A government spokesman declined to comment.

The opposition Congress party said Modi’s government was violating its own policy of daily price revision by advising the state oil companies to hold prices steady.

“The government should cut fuel taxes otherwise consumers will have to pay much higher oil prices once the elections are over,” said Akhilesh Pratap Singh, a senior leader of the Congress party.

(GRAPHIC: India Polls: Fuel price hike lags crude surge – https://tmsnrt.rs/2XLlxik)

Nitin Goyal, treasurer at the All India Petroleum Dealers Association, representing fuel stations in 25 states, said prices were similarly held down for 19 days in the southern state of Karnataka last year, when it held state assembly elections.

Only for them to surge after the vote.

“Consumers should be ready for a rude shock of a massive jump in retail prices, similar to the level we have seen in the Karnataka state election,” Goyal said.

‘CREDIT NEGATIVE’

Sri Paravaikkarasu, director for Asia oil at Singapore-based consultancy FGE, said retail prices of gasoline and gasoil prices would have been up to 6 percent, or about 4 rupee, higher if they had been allowed to rise in line with global prices.

“Indian pump prices have failed to keep up with the recent uptrend in crude prices,” Paravaikkarasu said.

“With the country’s general elections underway, the incumbent government has been keeping pump prices relatively unchanged.”

India had switched to a daily price revision in June 2017 from a revision every two weeks, as the government allowed retailers to set prices.

But the government faced protests last October when retailers raised prices by up to 10 rupees a liter after the crude oil price went above $80 a barrel, forcing it to cut fuel taxes.

Global prices rose to their highest level in 2019 on Thursday, days after the United States announced all Iran sanction waivers would end by May, pressuring importers including India to stop buying Tehran’s oil. [O/R]

Higher oil prices will mean Asia’s third largest economy is likely to see growth of less than 7 percent rate this fiscal year, economists said. Growth slowed to 6.6 percent in the October-December quarter, the slowest in five quarters.

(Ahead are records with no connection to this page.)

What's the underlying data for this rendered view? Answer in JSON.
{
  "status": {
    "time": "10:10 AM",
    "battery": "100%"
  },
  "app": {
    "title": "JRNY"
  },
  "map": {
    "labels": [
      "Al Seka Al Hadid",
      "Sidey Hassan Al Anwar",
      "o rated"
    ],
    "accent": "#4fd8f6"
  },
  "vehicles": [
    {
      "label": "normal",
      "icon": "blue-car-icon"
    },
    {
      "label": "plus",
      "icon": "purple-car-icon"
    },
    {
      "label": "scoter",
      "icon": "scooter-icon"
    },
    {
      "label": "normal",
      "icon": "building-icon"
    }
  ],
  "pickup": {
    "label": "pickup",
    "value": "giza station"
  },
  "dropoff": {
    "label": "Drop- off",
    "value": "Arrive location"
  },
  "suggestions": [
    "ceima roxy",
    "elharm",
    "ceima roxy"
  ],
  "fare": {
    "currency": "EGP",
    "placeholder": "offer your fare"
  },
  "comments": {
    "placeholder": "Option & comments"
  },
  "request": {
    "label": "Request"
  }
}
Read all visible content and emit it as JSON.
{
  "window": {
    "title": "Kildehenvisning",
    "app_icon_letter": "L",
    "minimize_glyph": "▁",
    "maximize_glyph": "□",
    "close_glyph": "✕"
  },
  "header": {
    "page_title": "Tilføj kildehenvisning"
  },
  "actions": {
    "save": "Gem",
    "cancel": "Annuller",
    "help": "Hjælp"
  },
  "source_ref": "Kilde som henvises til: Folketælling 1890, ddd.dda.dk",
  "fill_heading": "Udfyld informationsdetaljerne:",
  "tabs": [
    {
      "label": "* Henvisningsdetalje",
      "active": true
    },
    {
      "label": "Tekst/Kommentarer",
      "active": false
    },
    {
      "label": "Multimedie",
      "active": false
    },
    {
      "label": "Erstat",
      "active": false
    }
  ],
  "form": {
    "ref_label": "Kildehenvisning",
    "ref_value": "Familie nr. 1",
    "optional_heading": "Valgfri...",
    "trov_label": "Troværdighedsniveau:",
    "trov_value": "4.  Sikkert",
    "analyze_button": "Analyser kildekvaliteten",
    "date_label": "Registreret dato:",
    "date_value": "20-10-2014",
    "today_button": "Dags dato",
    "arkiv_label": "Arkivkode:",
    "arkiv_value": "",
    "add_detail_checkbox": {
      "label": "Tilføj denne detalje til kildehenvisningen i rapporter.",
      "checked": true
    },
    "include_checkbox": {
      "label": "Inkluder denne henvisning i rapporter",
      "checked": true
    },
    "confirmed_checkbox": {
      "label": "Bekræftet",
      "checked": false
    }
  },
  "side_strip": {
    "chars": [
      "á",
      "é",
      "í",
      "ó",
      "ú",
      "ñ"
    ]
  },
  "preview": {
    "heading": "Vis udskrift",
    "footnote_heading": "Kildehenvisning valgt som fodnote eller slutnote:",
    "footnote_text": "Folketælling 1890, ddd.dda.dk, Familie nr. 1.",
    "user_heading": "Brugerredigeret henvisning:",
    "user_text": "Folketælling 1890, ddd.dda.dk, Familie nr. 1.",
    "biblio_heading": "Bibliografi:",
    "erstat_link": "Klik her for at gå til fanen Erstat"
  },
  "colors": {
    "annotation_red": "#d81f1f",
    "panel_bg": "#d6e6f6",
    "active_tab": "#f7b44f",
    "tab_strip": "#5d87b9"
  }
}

Rating agency CARE has warned that a 10 percent rise in global oil prices could increase demand for dollars, putting pressure on the rupee and widening the current account deficit.

India’s oil import bill rose by nearly one-third in the fiscal year ending March 31 to $140.5 billion, against $108 billion the previous year.

“The increase in international oil prices is a credit negative for the Indian economy,” ICRA, the Indian arm of the Fitch rating agency, said in a note.

“Every $10/ bbl increase in crude oil prices increases the fiscal deficit by about 0.1 percent of GDP.”

Any big price rise would also build a case for the central bank to keep rates steady, or even raise them.

The Reserve Bank of India’s Monetary Policy Committee, which cut the benchmark policy repo rate by 25 basis points this month, warned that rising oil and food prices could push up inflation.

Policymakers are worried that a sustained increase in the oil price in the range of $70-75/barrel or higher can move the rupee down by 3-4 percent on an annual basis.

The rupee has depreciated by 1.24 percent against the dollar since a year high in mid-March.